Lynch, L.M. (2016), "Book review of “Feminine Capital: Unlocking the Power of Women Entrepreneurs”", International Journal of Gender and Entrepreneurship, Vol. 8 No. 2, pp. 195-196. https://doi.org/10.1108/IJGE-10-2015-0039Download as .RIS
Emerald Group Publishing Limited
Copyright © 2016, Emerald Group Publishing Limited
In Feminine Capital, Barbara Orser and Catherine Elliott (University of Ottawa’s Telfer School of Management) build on existing gender and entrepreneurship literature by exploring the nature of feminine capital and its power to transform entrepreneurship. The book draws on four decades of research, with Orser and Elliott setting the scene by using credible stories and scenarios to explain the concepts and theories they present throughout the book. The authors celebrate the feminine by describing women’s experiences in the world of venture creation.

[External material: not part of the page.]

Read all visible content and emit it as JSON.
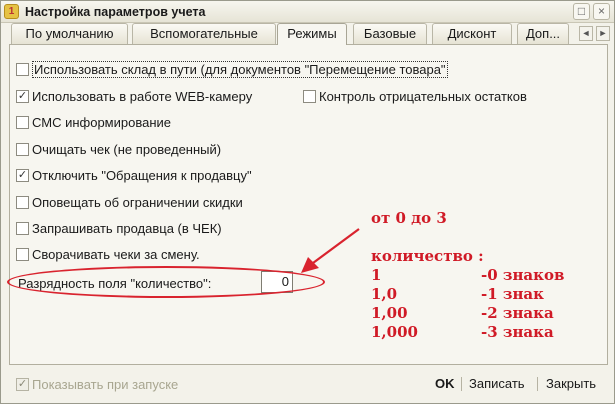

Feminine Capital explores how venture creation is changing: Women represent two million globally, so it is not surprising that more women are creating jobs, products and services and investing back earnings into their families, firms and communities. Orser and Elliott ask the question: “Why is it that being female is often deemed as an entrepreneurial handicap?” The authors suggest that feminine capital should be recognized as an asset in the world of business today. Psychological flaws such as fear of success, risk adversity and failure to delegate are not restricted to just the female psyche.
Orser and Elliott describe how entrepreneurship can be viewed as masculine because its language is infused to personify the entrepreneur as masculine. The absence of women in our collective memory is, in part, the product of how the media and scholars have systematically ignored female entrepreneurship. They cleverly examine the traditional capital which saw women participating in domestic chores in the home. Early management studies and scholars such as Adam Smith and Joseph Schumpter (masculine characteristics, dominant and aggressive) explained entrepreneurship success as the product of “need for achievement” “propensity to take risks” and “locus of control”. This type of aggressive masculinity is now changing, and entrepreneurship is moving toward gender equality.
This book provides fresh insight into how the intersection between entrepreneurship and feminism is evolving. The stories and scenarios used by the authors help explain the concepts and theories that are found in each chapter. The book will provide the reader-business owner, student, scholar or future entrepreneur to challenge the dated assumptions that resemble masculinity. Feminine Capital will also be of great value to male and female small business owners who seek to expand their enterprises further. The reader is encouraged to reflect on the lessons they have learned from the book and examine how being female can influence the ways they practice entrepreneurship. A thoroughly enjoyable read giving excellent insight and real-life examples into how feminine capital is creating positivity within entrepreneurship.